With oversold sealing capacity, the usage rate of mining machines can be low. However, all of them have to be put into operation since data centers and inventory incur a daily cost.
Many miners have to fulfill promises to their customers, but they also face the lack of useful data for starting their machines. Some of them had no choice but to mine Filecoin’s forks to power on more machines and generate more revenue for their customers.
In the past four months since mainnet launch, the Filecoin network has onboarded about 2.5 EiB of data, positioning Filecoin as the leader in the decentralized storage network market while most forks are in a dysfunctional situation.
Because there are several different use cases on the network, they cannot all rely on the on-chain order mode. Miners get to decide what to put in their sectors. Driven by various factors, when making a deal, miners naturally choose to generate random data files to increase their storage power.
Positive Changes Brought by Filecoin Plus
Among all data sources, many miners naturally choose the most cost effective way to fill their sectors — randomly generated data. If there are no other incentives or programs, the entire network will be dominated by random data.
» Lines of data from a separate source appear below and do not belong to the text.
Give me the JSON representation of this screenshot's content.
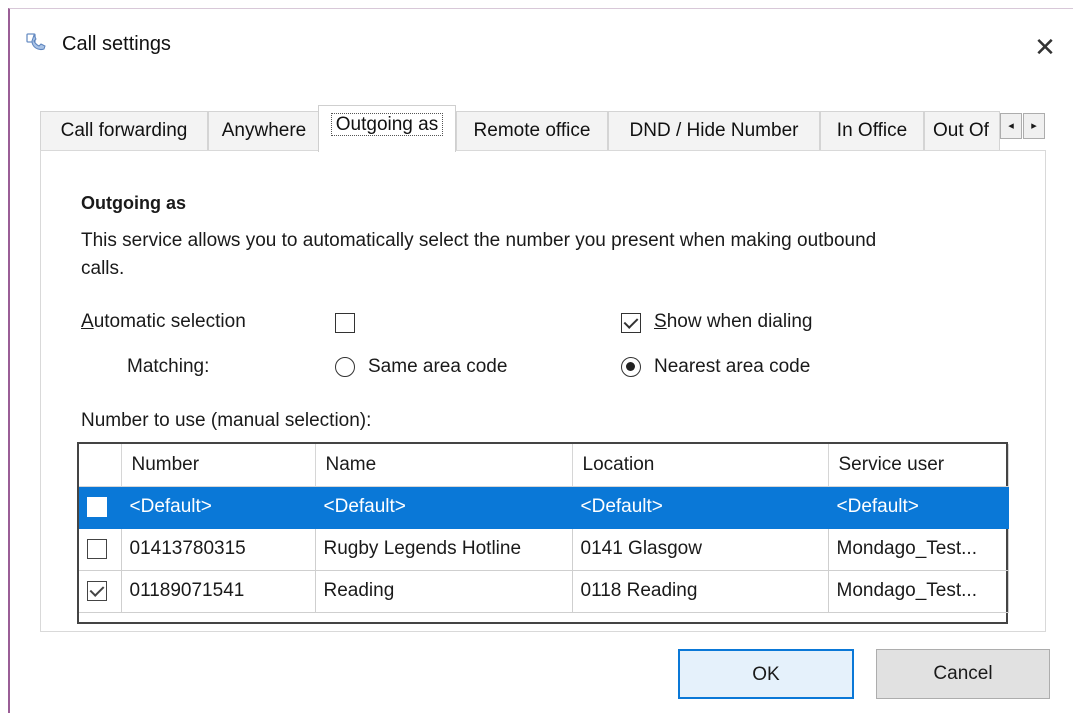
{
  "window": {
    "title": "Call settings",
    "icon": "phone-settings-icon",
    "close_glyph": "✕"
  },
  "tabs": [
    {
      "label": "Call forwarding",
      "active": false
    },
    {
      "label": "Anywhere",
      "active": false
    },
    {
      "label": "Outgoing as",
      "active": true
    },
    {
      "label": "Remote office",
      "active": false
    },
    {
      "label": "DND / Hide Number",
      "active": false
    },
    {
      "label": "In Office",
      "active": false
    },
    {
      "label": "Out Of",
      "active": false
    }
  ],
  "tab_scroll": {
    "left_glyph": "◂",
    "right_glyph": "▸"
  },
  "section": {
    "title": "Outgoing as",
    "description": "This service allows you to automatically select the number you present when making outbound calls."
  },
  "options": {
    "automatic_selection_label_underlined": "A",
    "automatic_selection_label_rest": "utomatic selection",
    "automatic_selection_checked": false,
    "show_when_dialing_label_underlined": "S",
    "show_when_dialing_label_rest": "how when dialing",
    "show_when_dialing_checked": true,
    "matching_label": "Matching:",
    "same_area_code_label": "Same area code",
    "same_area_code_selected": false,
    "nearest_area_code_label": "Nearest area code",
    "nearest_area_code_selected": true
  },
  "numbers": {
    "label": "Number to use (manual selection):",
    "columns": [
      "Number",
      "Name",
      "Location",
      "Service user"
    ],
    "rows": [
      {
        "checked": false,
        "selected": true,
        "number": "<Default>",
        "name": "<Default>",
        "location": "<Default>",
        "service_user": "<Default>"
      },
      {
        "checked": false,
        "selected": false,
        "number": "01413780315",
        "name": "Rugby Legends Hotline",
        "location": "0141 Glasgow",
        "service_user": "Mondago_Test..."
      },
      {
        "checked": true,
        "selected": false,
        "number": "01189071541",
        "name": "Reading",
        "location": "0118 Reading",
        "service_user": "Mondago_Test..."
      }
    ]
  },
  "buttons": {
    "ok": "OK",
    "cancel": "Cancel"
  },
  "colors": {
    "selection": "#0a78d7",
    "window_border": "#9a5e96"
  }
}
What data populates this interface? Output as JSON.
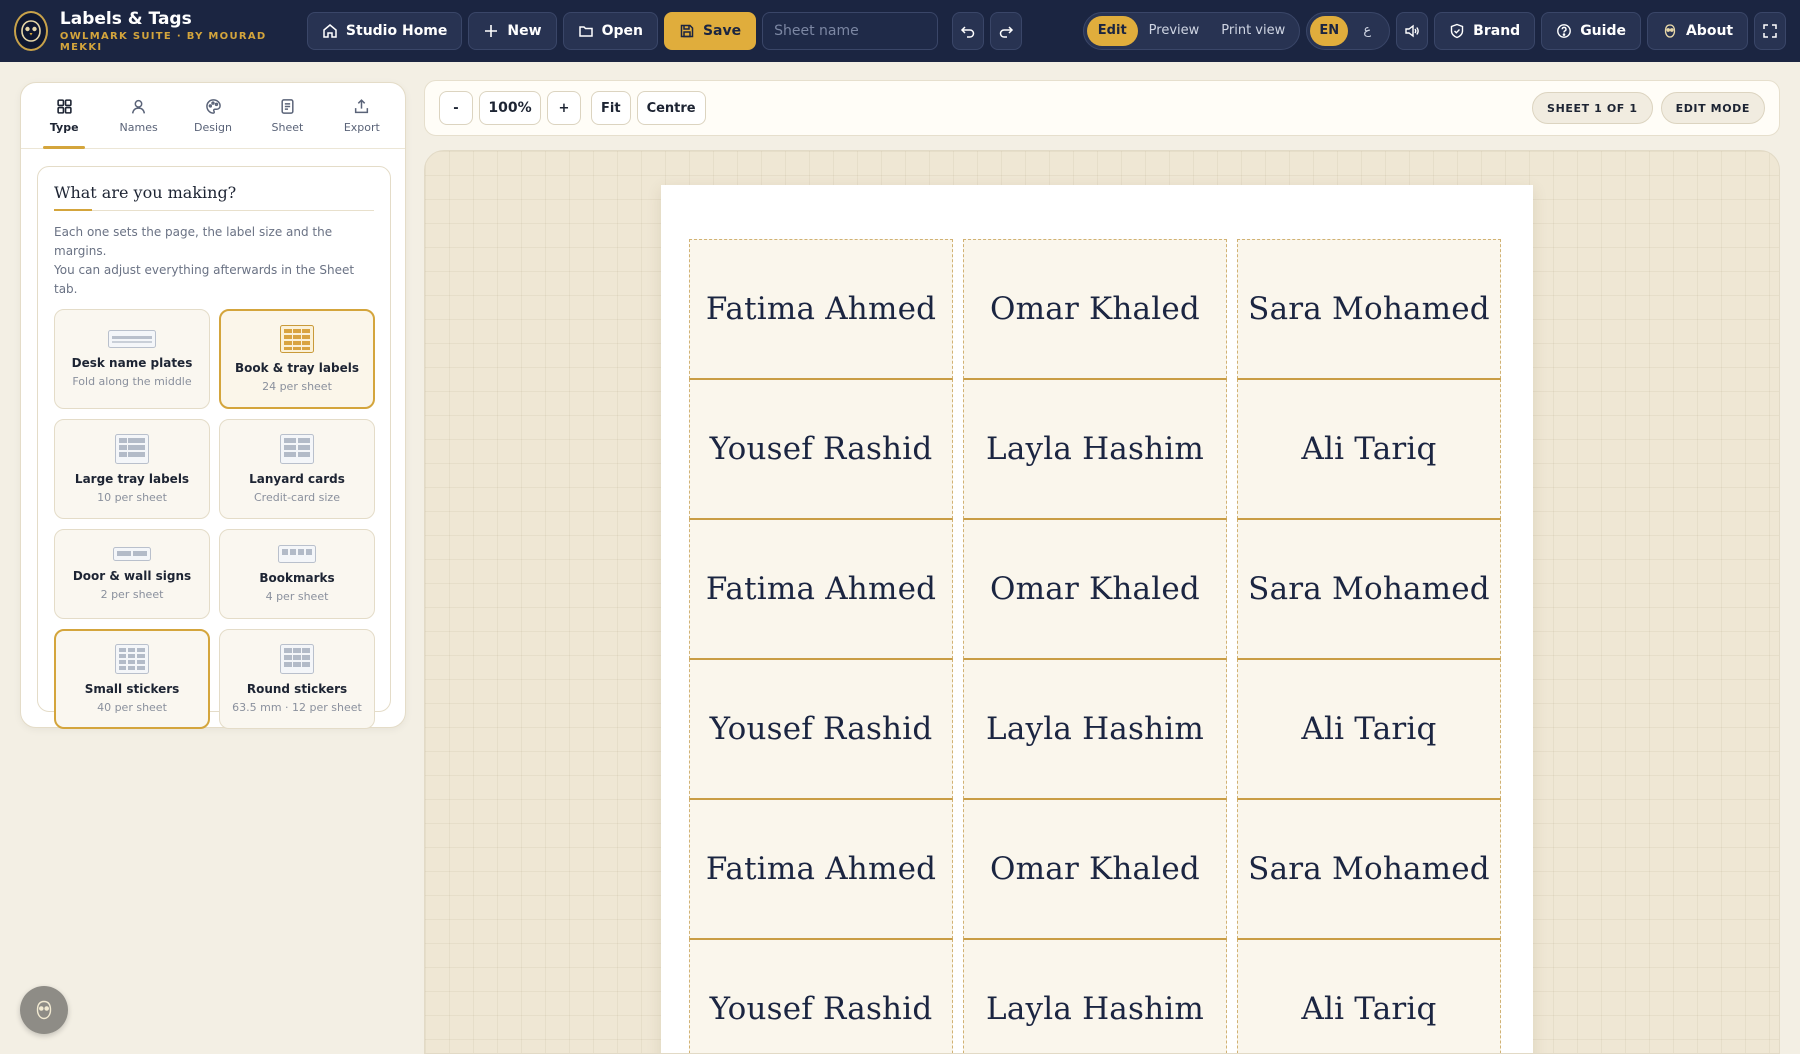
{
  "app": {
    "title": "Labels & Tags",
    "subtitle": "OWLMARK SUITE · BY MOURAD MEKKI"
  },
  "topbar": {
    "studio_home": "Studio Home",
    "new": "New",
    "open": "Open",
    "save": "Save",
    "sheet_name_value": "",
    "sheet_name_placeholder": "Sheet name",
    "modes": [
      "Edit",
      "Preview",
      "Print view"
    ],
    "active_mode": "Edit",
    "languages": [
      "EN",
      "ع"
    ],
    "active_language": "EN",
    "brand": "Brand",
    "guide": "Guide",
    "about": "About"
  },
  "sidebar": {
    "tabs": [
      {
        "label": "Type",
        "icon": "grid-icon",
        "active": true
      },
      {
        "label": "Names",
        "icon": "user-icon",
        "active": false
      },
      {
        "label": "Design",
        "icon": "palette-icon",
        "active": false
      },
      {
        "label": "Sheet",
        "icon": "document-icon",
        "active": false
      },
      {
        "label": "Export",
        "icon": "upload-icon",
        "active": false
      }
    ],
    "heading": "What are you making?",
    "description_line1": "Each one sets the page, the label size and the margins.",
    "description_line2": "You can adjust everything afterwards in the Sheet tab.",
    "types": [
      {
        "name": "Desk name plates",
        "sub": "Fold along the middle"
      },
      {
        "name": "Book & tray labels",
        "sub": "24 per sheet"
      },
      {
        "name": "Large tray labels",
        "sub": "10 per sheet"
      },
      {
        "name": "Lanyard cards",
        "sub": "Credit-card size"
      },
      {
        "name": "Door & wall signs",
        "sub": "2 per sheet"
      },
      {
        "name": "Bookmarks",
        "sub": "4 per sheet"
      },
      {
        "name": "Small stickers",
        "sub": "40 per sheet"
      },
      {
        "name": "Round stickers",
        "sub": "63.5 mm · 12 per sheet"
      }
    ],
    "selected_type": "Book & tray labels"
  },
  "toolbar": {
    "zoom_out": "-",
    "zoom_level": "100%",
    "zoom_in": "+",
    "fit": "Fit",
    "centre": "Centre",
    "sheet_indicator": "SHEET 1 OF 1",
    "mode_indicator": "EDIT MODE"
  },
  "sheet": {
    "labels": [
      "Fatima Ahmed",
      "Omar Khaled",
      "Sara Mohamed",
      "Yousef Rashid",
      "Layla Hashim",
      "Ali Tariq",
      "Fatima Ahmed",
      "Omar Khaled",
      "Sara Mohamed",
      "Yousef Rashid",
      "Layla Hashim",
      "Ali Tariq",
      "Fatima Ahmed",
      "Omar Khaled",
      "Sara Mohamed",
      "Yousef Rashid",
      "Layla Hashim",
      "Ali Tariq"
    ]
  },
  "colors": {
    "navy": "#1b2541",
    "gold": "#d4a53c",
    "save_button": "#e0ad3c",
    "canvas": "#efe7d4"
  }
}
Filecoin Plus aims to maximize the amount of useful storage by adding a layer of social trust in the Filecoin network.
The storage clients(https://github.com/filecoin-project/filecoin-plus-client-onboarding#client) can ask the notary(https://github.com/filecoin-project/filecoin-plus-client-onboarding#notary ) for DataCap (https://github.com/filecoin-project/filecoin-plus-client-onboarding#datacap ), and DataCap can be used to incentivize miners to accept storage deals. Miners who accept Filecoin Plus order transactions can receive 10 times the share of block rewards. Filecoin Plus truly delegates power to the hands of users and incentivizes miners to support real user cases of Filecoin network.
Filecoin community members use social algorithms and governance processes to improve the utility of the Filecoin network. With incentives for more participants, more and more useful data will be stored on the Filecoin network.
Maturity of Applications
More and more applications are blooming in the Filecoin ecosystem.
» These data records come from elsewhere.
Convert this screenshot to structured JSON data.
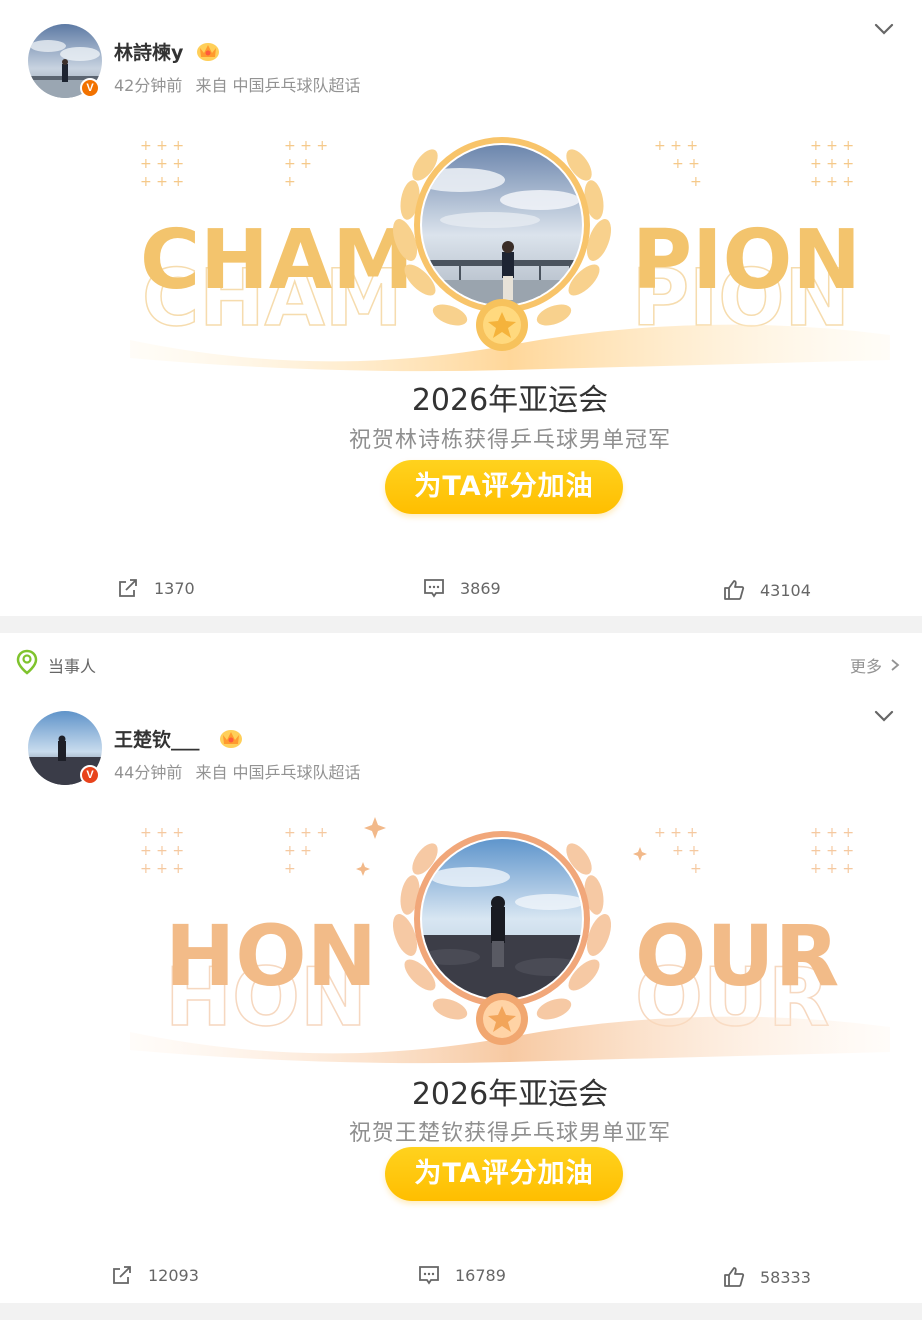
{
  "posts": [
    {
      "username": "林詩楝y",
      "time": "42分钟前",
      "source": "来自 中国乒乓球队超话",
      "banner": {
        "word_left": "CHAM",
        "word_right": "PION",
        "title": "2026年亚运会",
        "subtitle": "祝贺林诗栋获得乒乓球男单冠军",
        "cta": "为TA评分加油"
      },
      "actions": {
        "share": "1370",
        "comment": "3869",
        "like": "43104"
      }
    },
    {
      "username": "王楚钦___",
      "time": "44分钟前",
      "source": "来自 中国乒乓球队超话",
      "banner": {
        "word_left": "HON",
        "word_right": "OUR",
        "title": "2026年亚运会",
        "subtitle": "祝贺王楚钦获得乒乓球男单亚军",
        "cta": "为TA评分加油"
      },
      "actions": {
        "share": "12093",
        "comment": "16789",
        "like": "58333"
      }
    }
  ],
  "topic_bar": {
    "label": "当事人",
    "more": "更多"
  },
  "colors": {
    "champion_text": "#f3c46d",
    "honour_text": "#f2bb88",
    "cta": "#ffc107",
    "verified_orange": "#f27200"
  }
}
Applications and tools such as Textile and Powergate help developers quickly build an SDK for uploading and downloading files on the Filecoin network. Software libraries also help developers use queue tools to bulk upload storage orders.
Additionally, the combination of Livepeer and Powergate has enabled a video content sharing website.
Moreover, there are teams working on fast file retrieving and distribution on a caching layer. Each of these applications are contributing to a more mature, resilient, and vibrant storage network.
Future Outlook
Bitcoin’s PoW consensus incentivizes miners to add more hash power to the network. The greater the hash power, the stronger the security. Similarly for Filecoin’s PoSt and expected consensus, the more storage there is on Filecoin, the stronger the consensus security. This directly affects the choices of Web3 developers. Because the larger the scale, the stronger the network effect, and the greater the robustness. This in turn attracts more applications, the scale continues to expand and the impact continues to increase. This is a positive flywheel cycle.
Filecoin starts with storage, but it is much more than storage. In the future, when a Turing-complete virtual machine exists on the network, data can be composed with logic in a much more powerful way. In today’s Web2.0 world, various information products used crawler technology to crawl data on the public network then combine it. Web3.0 will be a new era.
With more smart contract public chains integrated with Filecoin, and Filecoin can eventually support smart contracts in the future. Developers can combine smart contract logic with file CID, end-to-end encryption technology to build a brand new universe on data. In the information world, data is an incredibly important asset, and seamless transfer of assets is what blockchain excels at.
Nothing is black or white. The real world is nuanced.